Após mais desabamentos, moradores são retirados à força de área de risco

Quatro pessoas morreram durante a madrugada na divisa das cidades de Ilhota e Gaspar; Defesa Civil contabiliza 105 mortos no Estado

"Não quero perder mais ninguém. Se for necessário, as pessoas virão algemadas", disse Ademar Felisky, prefeito reeleito de Ilhota

Fernando Donasci/Folha Imagem
Bombeiros retiram corpo de helicóptero em Gaspar, onde ocorreram deslizamentos; cidade é terceira com mais mortos, 15

ALENCAR IZIDORO
ENVIADO ESPECIAL A ILHOTA E A GASPAR

Os deslizamentos na região de Santa Catarina mais atingida pela chuva se agravaram, provocaram ao menos mais quatro mortes e as equipes de resgate deram ordem para retirar à força os moradores que se recusavam a deixar suas casas perto de Ilhota e Gaspar.
O clima de desespero e confusão era perceptível não só entre moradores como entre autoridades e bombeiros, especialmente após nova avalanche de terra desabar em um imóvel em Arraial, na divisa de Gaspar com Ilhota, e matar ontem três adultos e uma criança.
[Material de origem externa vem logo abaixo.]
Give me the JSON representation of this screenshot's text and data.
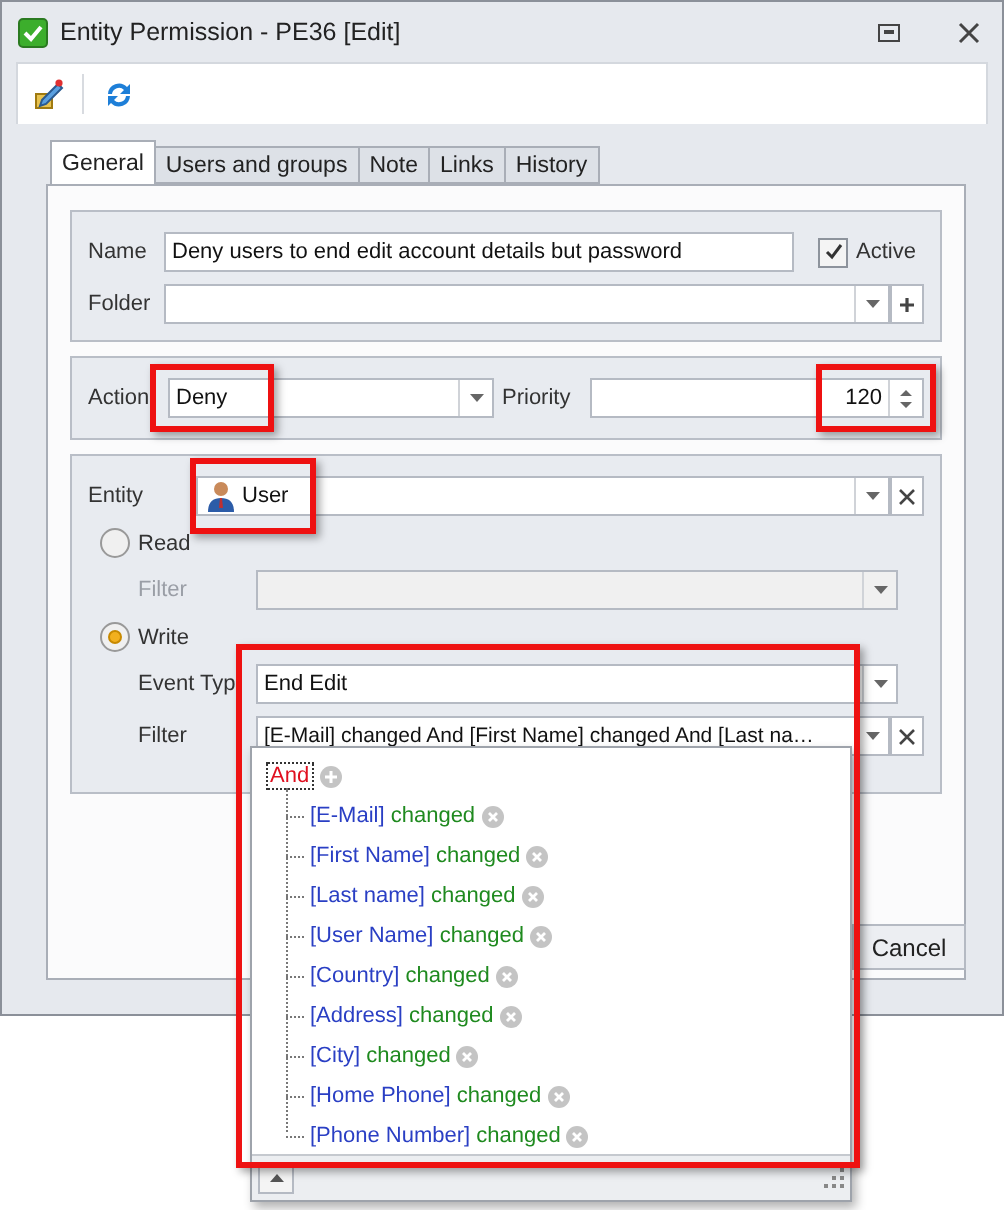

Dois deles já tinham sido retirados do lugar de perigo nesta semana, mas decidiram voltar para recuperar documentos e resolveram dormir no local.
Até ontem, a Defesa Civil contabilizava 105 mortos no Estado por conta da chuva.
A saída e chegada nas áreas de risco seguiam fora de controle. Dezenas de moradores voltavam a pé por meio de trilhas para tentar recuperar documentos e bens mais valiosos. Havia relatos de saques a casas tanto em Arraial como no complexo do Baú. Alguns já foram resgatados por helicópteros no mesmo lugar até três vezes.
"Não quero perder mais ninguém. Se for necessário, as pessoas virão algemadas", declarou Ademar Felisky, 46, prefeito reeleito de Ilhota (PMDB), após reunião com representantes do Exército, dos Bombeiros e da Força Nacional (que chegou anteontem ao município).
No início da tarde, ele falava em ao menos 37 mortos e mais de 40 desaparecidos. Mais tarde, bombeiros diziam que as mortes em Ilhota somavam 33, mas iriam aumentar. À noite, afirmavam que mais vítimas, em número incerto, haviam sido achadas. Oficialmente, a Defesa Civil apontava 29 mortes.
"Há corpos que nunca serão encontrados", disse Felisky, ressaltando que os desalojados já ultrapassam 10% de uma população de 11 mil habitantes.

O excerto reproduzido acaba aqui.